• abdülhak hamid tarhan olan isminin, yeni düzenlemelerle abdülhak hamit tarhan olmasını, "ölmeden önce arkama bir it taktılar" şeklinde yorumladığı söylenen yazar.
  • makber i karısının ölümü üzerine yazmamış olan şair, zira şiiri yazmaya çok önceden başlamıştır. bestelenip okunan çok ünlü şiir de bu değildir zaten, her yer karanlık / pür nur o mevki diye devam eden dizeler makber değil tarık adlı manzum piyesindendir. belde adlı kitabında topladığı şiirler arasında yer alan fransa üzerine şiirleri(bkz: teatr franse, şanzelize, otöy) kötü ötesidir. ölü ve hacle gibi kitaplarında metafizik konuları işlemiştir. yenileşme dönemi türk edebiyatının en önemli şairlerinden kabul edilir.
  • cenaze töreninden sonra, aralarında ibnülemin’in de bulundugu bir grup dostu hamit’i konu$uyorlarmı$.. birisi, ona acır $ekilde "zavallı çok çekti" demi$.. ibnülemin müdahale etmi$: "yok canım, o kadar çok çekmedi; sadece üç $ey çekti:
    ak$amları mey çekti, sineye dilber çekti, bir de hazineden para çekti.."
  • babasının eczacı dükkanında şu beyti asılı imiş : ne ararsan bulunur / derde devadan gayri
  • "şiir, bir hakikat-ı müdhişenin tazyiki altında hiçbir şey söyleyememektir."

    demiş kendileri...

    londra'da görev yaparken kaleme aldığı hatıraları çok sonraları oralara yola düşmüş bazı heveskarlara yol göstermemiş değildir.
  • yusuf ziya ortac ın portreler kitabındaki anılarına bakılacak olursak, kendisini eleştirenlere hep kitaplarla cevap vemiş ama bir keresinde şöyle iki mısralık bir öfke kusmuş:

    yayımı asmadan evvelce ben attım okumu
    bunu inkar ediyorlarsa yesinler ......
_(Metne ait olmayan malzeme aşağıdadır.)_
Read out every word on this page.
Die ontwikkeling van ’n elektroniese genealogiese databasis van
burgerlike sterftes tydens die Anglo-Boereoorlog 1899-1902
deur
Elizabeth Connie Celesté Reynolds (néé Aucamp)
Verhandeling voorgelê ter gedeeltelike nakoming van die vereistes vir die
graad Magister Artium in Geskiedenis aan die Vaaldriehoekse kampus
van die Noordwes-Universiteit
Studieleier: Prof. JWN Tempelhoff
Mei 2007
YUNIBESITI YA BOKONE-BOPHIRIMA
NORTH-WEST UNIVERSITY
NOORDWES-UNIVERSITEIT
    evet, yesinlerden sonra gelen altı harfli kelimeyle kalemini kirletmemiş, yanlız, altına şu notu koymuştu:
    "el manâ fi batnuşşair", türkçesi : mana şarinin karnındadır !
  • beyoğlu'nda bir caddeye adını vermiş edebiyatçımızdır..
  • sairi azam olarak tanınmıs devrinin en onemli sairi olarak itibar gormus fakat kadınlara olan zaafı nedeniyle basına cok iş gelmiş sairdir,
    viyana'da elçilikte gorev yaparken bir kadına kartvizitini vermiş kadın da kartı yırtarak suratına atmıs bu olay nedeniyle gorevden alınmış hatta ispanyaya atanması gundeme gelince bu sicilden dolayı ispanya tarafından kabul edilmemiş
    en buyuk aşkı lusiyen hanım 'la ilişkileri de gariptir, kendisinden 40 yas genc lusyen le belçika'da gorev yaptıgı sırada tanısmıs evlenmişler, istanbulda'yken lusyen hanım bir italyan kontuna aşık olmus abdulhak hamid den ayrılıp italyanla evlenmiş fakat uclu bir sure aynı evde yasamıs sonra italya ya gitmişler sairi azam da bu surede ziyaretlerine giderek evlerinde misafir olurmus,lusyen 6 yıl sonra italyan kocasından ayrılıp istanbul a geri donmus ve abdulhak hamit le tekrar evlenmişler
    bir davette turk kadınına örnek olarak lusyen i ovmus hikayeyi bilen ataturk den ciddi bir fırca yemiş
    yine de her daim gerek elçilik gerek milletvekilliği gibi işlerle devlet tarafından acıkta bırakılmamıştır
  • ii. dönem tanzimat edebiyatçısı. "sanat için sanat" anlayışını benimsemiş ve eserlerindeki dili sadeleştirme çabasına girmemiştir. her ne kadar şair-i azam sıfatıyla anılsa da tiyatroları teknik açıdan yetersizdir.